Vêtus de blanc et en silence, plusieurs milliers d'opposants au président socialiste Nicolas Maduro défilaient samedi au Venezuela pour exprimer leur colère et rendre hommage aux 20 morts des trois semaines de manifestations en faveur d'élections anticipées.

Contrastant avec les affrontements violents entre manifestants et forces de l'ordre lors des précédents défilés, les mobilisations se déroulaient globalement dans le calme, dans la capitale mais aussi dans d'autres villes du pays comme Maracaibo, Barquisimeto et San Cristobal.

Seuls quelques heurts ont brièvement eu lieu dans l'est de Caracas, quand la police a repoussé des manifestants avec des grenades de gaz lacrymogène.

Pour la première fois depuis le début de la vague de manifestations, le 1er avril, les adversaires de Maduro ont pu traverser la capitale dont plusieurs bastions chavistes (du nom du défunt président Hugo Chavez, 1999-2013), jusqu'à parvenir au siège de la conférence épiscopale dans l'ouest de la ville, sans être bloqués par la police.«Le Venezuela veut la paix!» criaient un groupe de manifestants, dont beaucoup étaient vêtus de t-shirts blancs avec le mot «paix» en lettres noires, de casquettes aux couleurs du drapeau.

Certains portaient des fleurs blanches. D'autres s'étaient carrément bâillonné la bouche avec un foulard rouge.

Le silence était parfois interrompu par l'hymne vénézuélien, quelqu'un récitant un chapelet ou des applaudissements en hommage aux «tombés» pendant ces 21 jours de protestations.

Le visage triste, une femme s'était peinte sur le visage des larmes aux couleurs nationales (jaune, bleu et rouge).

Spirale de violence

«Ce que nous arrivons à faire aujourd'hui c'est un exemple de ce que l'on va réussir à faire au Venezuela, surmonter les obstacles en paix, pour parvenir à ce que tous les Vénézuéliens votent et que l'on obtienne le changement», a confié Julio Borges, président du Parlement, l'unique institution contrôlée par l'opposition depuis fin 2015.

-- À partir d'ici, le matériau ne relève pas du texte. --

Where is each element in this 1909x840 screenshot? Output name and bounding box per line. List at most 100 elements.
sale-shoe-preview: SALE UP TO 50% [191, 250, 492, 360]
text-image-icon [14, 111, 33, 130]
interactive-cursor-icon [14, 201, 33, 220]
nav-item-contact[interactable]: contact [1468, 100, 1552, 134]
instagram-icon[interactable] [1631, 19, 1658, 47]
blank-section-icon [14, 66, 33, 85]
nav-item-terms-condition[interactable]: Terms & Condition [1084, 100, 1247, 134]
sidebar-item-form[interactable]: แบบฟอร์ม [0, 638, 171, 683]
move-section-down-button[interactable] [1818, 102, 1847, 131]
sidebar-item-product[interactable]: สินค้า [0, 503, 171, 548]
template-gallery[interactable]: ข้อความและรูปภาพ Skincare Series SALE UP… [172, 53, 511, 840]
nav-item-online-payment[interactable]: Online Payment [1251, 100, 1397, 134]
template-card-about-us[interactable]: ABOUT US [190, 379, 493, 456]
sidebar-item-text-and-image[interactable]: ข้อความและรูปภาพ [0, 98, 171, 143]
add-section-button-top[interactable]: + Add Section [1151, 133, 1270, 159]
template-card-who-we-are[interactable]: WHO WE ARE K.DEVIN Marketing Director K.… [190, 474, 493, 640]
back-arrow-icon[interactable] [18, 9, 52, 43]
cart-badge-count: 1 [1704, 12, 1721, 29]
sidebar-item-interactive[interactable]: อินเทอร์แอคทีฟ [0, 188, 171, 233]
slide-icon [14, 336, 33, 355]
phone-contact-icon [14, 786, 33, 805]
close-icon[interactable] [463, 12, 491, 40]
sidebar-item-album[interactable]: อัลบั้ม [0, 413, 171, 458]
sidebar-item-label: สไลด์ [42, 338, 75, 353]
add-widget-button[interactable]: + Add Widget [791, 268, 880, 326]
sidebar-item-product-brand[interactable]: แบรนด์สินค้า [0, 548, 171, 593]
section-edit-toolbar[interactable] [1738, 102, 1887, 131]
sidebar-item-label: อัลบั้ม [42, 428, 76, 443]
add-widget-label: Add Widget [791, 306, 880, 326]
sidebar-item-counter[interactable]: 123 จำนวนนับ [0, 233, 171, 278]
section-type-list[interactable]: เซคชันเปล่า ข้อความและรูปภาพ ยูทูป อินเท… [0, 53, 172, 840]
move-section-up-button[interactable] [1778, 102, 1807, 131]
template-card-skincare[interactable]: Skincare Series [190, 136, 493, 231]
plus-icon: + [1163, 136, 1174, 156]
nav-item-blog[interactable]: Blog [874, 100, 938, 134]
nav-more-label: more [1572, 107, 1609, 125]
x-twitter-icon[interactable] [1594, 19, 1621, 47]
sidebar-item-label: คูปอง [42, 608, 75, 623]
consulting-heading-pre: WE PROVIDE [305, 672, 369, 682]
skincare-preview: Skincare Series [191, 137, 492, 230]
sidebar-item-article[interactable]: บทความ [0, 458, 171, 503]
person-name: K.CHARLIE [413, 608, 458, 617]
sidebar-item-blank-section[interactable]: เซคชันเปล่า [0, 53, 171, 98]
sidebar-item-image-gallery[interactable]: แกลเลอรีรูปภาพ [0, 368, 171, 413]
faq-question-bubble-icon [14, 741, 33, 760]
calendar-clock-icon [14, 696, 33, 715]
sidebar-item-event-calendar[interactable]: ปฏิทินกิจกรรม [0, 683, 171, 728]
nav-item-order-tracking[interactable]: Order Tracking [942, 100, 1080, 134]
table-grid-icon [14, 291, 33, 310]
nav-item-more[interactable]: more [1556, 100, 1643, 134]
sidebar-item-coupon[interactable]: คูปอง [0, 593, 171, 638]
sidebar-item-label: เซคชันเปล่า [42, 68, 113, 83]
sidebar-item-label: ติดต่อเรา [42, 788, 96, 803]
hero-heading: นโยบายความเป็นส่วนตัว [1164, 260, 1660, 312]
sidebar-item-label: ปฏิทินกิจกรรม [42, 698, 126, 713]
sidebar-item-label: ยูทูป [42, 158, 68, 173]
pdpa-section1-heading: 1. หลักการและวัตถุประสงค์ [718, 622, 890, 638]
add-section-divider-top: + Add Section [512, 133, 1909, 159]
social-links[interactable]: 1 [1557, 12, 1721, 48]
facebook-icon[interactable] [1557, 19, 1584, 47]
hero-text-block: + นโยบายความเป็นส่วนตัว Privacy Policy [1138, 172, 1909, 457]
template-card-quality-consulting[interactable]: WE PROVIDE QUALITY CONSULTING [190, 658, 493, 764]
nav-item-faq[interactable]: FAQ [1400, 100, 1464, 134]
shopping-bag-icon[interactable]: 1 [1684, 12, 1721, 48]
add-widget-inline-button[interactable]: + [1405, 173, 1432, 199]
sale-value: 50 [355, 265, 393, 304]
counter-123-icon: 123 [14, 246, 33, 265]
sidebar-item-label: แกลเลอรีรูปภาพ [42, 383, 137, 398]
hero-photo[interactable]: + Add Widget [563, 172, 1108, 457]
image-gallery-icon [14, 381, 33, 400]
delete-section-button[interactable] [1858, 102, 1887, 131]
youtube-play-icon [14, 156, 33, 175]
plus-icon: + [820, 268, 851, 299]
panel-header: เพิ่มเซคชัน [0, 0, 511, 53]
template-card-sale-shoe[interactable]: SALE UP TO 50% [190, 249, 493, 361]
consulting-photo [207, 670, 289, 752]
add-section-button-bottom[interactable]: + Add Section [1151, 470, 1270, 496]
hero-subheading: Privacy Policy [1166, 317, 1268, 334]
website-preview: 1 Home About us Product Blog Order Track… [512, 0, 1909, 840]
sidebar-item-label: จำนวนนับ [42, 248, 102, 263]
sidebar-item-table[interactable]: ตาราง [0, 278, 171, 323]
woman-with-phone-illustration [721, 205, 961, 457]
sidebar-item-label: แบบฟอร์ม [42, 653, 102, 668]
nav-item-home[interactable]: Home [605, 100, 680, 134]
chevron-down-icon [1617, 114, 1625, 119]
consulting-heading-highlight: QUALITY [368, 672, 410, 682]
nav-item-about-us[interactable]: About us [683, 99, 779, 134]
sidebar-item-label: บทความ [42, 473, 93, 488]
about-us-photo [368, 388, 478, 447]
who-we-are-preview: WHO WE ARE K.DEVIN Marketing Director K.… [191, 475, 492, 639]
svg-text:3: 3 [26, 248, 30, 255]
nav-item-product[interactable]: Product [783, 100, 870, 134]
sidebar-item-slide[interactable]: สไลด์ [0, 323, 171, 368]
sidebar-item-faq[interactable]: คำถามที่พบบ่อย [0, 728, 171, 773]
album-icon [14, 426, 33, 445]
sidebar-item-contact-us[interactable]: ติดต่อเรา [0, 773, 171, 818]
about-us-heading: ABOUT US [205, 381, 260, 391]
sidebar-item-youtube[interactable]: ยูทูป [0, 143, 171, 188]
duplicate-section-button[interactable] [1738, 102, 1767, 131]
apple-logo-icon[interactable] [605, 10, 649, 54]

L'étincelle ayant déclenché la vague de manifestations, quasi-quotidiennes depuis le 1er avril, est la décision de la Cour suprême de s'arroger les pouvoirs des députés: l'opposition a dénoncé une tentative de «coup d'État» et l'indignation diplomatique a forcé l'autorité judiciaire à faire marche arrière 48 heures plus tard.

Ces mobilisations ont souvent dégénéré en heurts, pillages, échanges de gaz lacrymogènes et cocktails Molotov entre manifestants et forces de l'ordre.

Dans la nuit de vendredi à samedi, des troubles ont encore éclaté dans plusieurs quartiers de Caracas et selon plusieurs témoins, des hommes armés à moto ont parcouru les rues de la capitale, causant la panique au sein de la population.

Gouvernement et opposition s'accusent mutuellement de cette spirale de violence qui a fait 20 morts et des centaines de blessés en trois semaines. Plus de 600 personnes ont été arrêtées, selon l'ONG Foro Penal.

«Je marche sans peur»

Mais cela ne décourage pas les antichavistes (du nom du défunt président Hugo Chavez, 1999-2013), qui prévoient lundi un «blocage national» des routes.

«Je marche sans peur», confiait samedi l'une de ces protestataires, Jessica Muchacho, 33 ans. «Nous n'avons rien à perdre, le gouvernement nous a tout pris, toute possibilité d'avoir une vie digne», a-t-elle ajouté à l'AFP.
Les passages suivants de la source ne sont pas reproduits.